Research conducted by visiting US Fulbright Scholar, Professor Donald Shepard while at CMU Australia, has shown that the continual release of sterile fruit flies is the most cost-effective method to protect South Australia’s multi-million-dollar Riverland agricultural sector and keep the region fruit-fly free.
Professor Shepard spent five months at Carnegie Mellon University Australia as the third recipient of the Fulbright Distinguished Chair in Applied Public Policy, which is jointly funded by CMU Australia and Flinders University.
The Fulbright Scholarship enabled Professor Shepard to travel to Australia to continue his research into the methods and applications of cost and cost-benefit analyses in health, particularly regarding results-based financing for diseases spread by insects.
“Thanks to the support of Carnegie Mellon University, I’ve been able to help the South Australian Government determine the best possible way to manage fruit-fly in terms of outcome, cost and benefit to consumers and producers using sterile insect technology”.
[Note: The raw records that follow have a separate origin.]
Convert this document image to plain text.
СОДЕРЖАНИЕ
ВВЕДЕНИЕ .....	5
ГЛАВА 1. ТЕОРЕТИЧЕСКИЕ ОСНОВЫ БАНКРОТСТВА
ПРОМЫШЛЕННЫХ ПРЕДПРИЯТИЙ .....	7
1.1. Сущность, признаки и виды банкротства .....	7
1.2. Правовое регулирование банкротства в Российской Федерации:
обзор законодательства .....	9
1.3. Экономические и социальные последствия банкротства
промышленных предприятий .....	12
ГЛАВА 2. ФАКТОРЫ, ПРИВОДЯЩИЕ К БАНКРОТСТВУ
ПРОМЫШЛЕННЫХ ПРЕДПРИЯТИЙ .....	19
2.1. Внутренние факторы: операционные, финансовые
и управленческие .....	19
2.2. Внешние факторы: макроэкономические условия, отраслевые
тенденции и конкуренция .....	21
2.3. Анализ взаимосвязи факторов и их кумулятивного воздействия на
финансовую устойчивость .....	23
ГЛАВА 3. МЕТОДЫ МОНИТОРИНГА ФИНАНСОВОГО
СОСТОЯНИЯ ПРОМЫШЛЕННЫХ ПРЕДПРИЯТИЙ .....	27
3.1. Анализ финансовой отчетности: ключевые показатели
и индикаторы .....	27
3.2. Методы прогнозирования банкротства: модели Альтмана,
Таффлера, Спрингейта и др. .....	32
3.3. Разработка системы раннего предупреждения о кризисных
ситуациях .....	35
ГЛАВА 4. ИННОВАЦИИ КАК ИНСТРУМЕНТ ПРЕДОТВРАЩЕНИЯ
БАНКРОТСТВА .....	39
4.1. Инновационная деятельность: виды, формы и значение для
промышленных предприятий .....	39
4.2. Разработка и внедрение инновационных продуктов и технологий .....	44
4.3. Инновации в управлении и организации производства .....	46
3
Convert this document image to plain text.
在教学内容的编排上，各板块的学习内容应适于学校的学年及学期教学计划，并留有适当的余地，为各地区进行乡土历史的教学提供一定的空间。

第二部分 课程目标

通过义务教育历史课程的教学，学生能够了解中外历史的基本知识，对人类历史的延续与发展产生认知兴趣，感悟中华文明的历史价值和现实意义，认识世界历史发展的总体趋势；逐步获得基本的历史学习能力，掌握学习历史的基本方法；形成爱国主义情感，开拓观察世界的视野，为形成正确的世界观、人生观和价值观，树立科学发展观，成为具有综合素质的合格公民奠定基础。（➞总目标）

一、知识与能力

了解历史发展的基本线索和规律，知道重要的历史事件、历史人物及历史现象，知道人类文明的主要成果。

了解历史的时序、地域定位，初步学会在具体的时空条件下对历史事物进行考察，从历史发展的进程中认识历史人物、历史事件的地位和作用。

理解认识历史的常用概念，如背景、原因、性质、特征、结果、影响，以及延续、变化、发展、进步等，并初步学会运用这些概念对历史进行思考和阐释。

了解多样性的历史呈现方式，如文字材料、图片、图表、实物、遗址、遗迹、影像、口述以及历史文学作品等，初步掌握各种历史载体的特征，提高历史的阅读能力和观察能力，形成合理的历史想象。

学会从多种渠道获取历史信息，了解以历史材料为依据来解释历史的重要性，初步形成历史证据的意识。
While South Australia leads the way in researching and implementing sterile insect technology (SIT), Professor Shepard’s research is the first to be conducted into the cost-benefit of the technology.
He collaborated with Biosecurity SA, a division within the SA Government’s Department of Primary Industries and Resources to undertake his research.
He said, “the research has shown that investment in SIT has a benefit-cost ratio of 5.3 to 1, which means that every dollar invested in this technology, $5.30 of benefit is returned to South Australia’s economy”.
The Riverland agricultural sector is valued at up to $500 million, with produce exported around the world, and is a major employer in regional South Australia.
“South Australia has vehemently protected its fruit-fly free status, as an infestation of fruit-fly could decimate the States’ agricultural economy and undermine backyard gardening”, said Professor Shepard.
However, without a permanent sterile fruit fly program, Professor Shepard says there is an 83% chance that the Riverland will lose its fruit fly-free status within the next decade.
The continual release of sterile flies could lower the risk by 40-fold, to just 2%.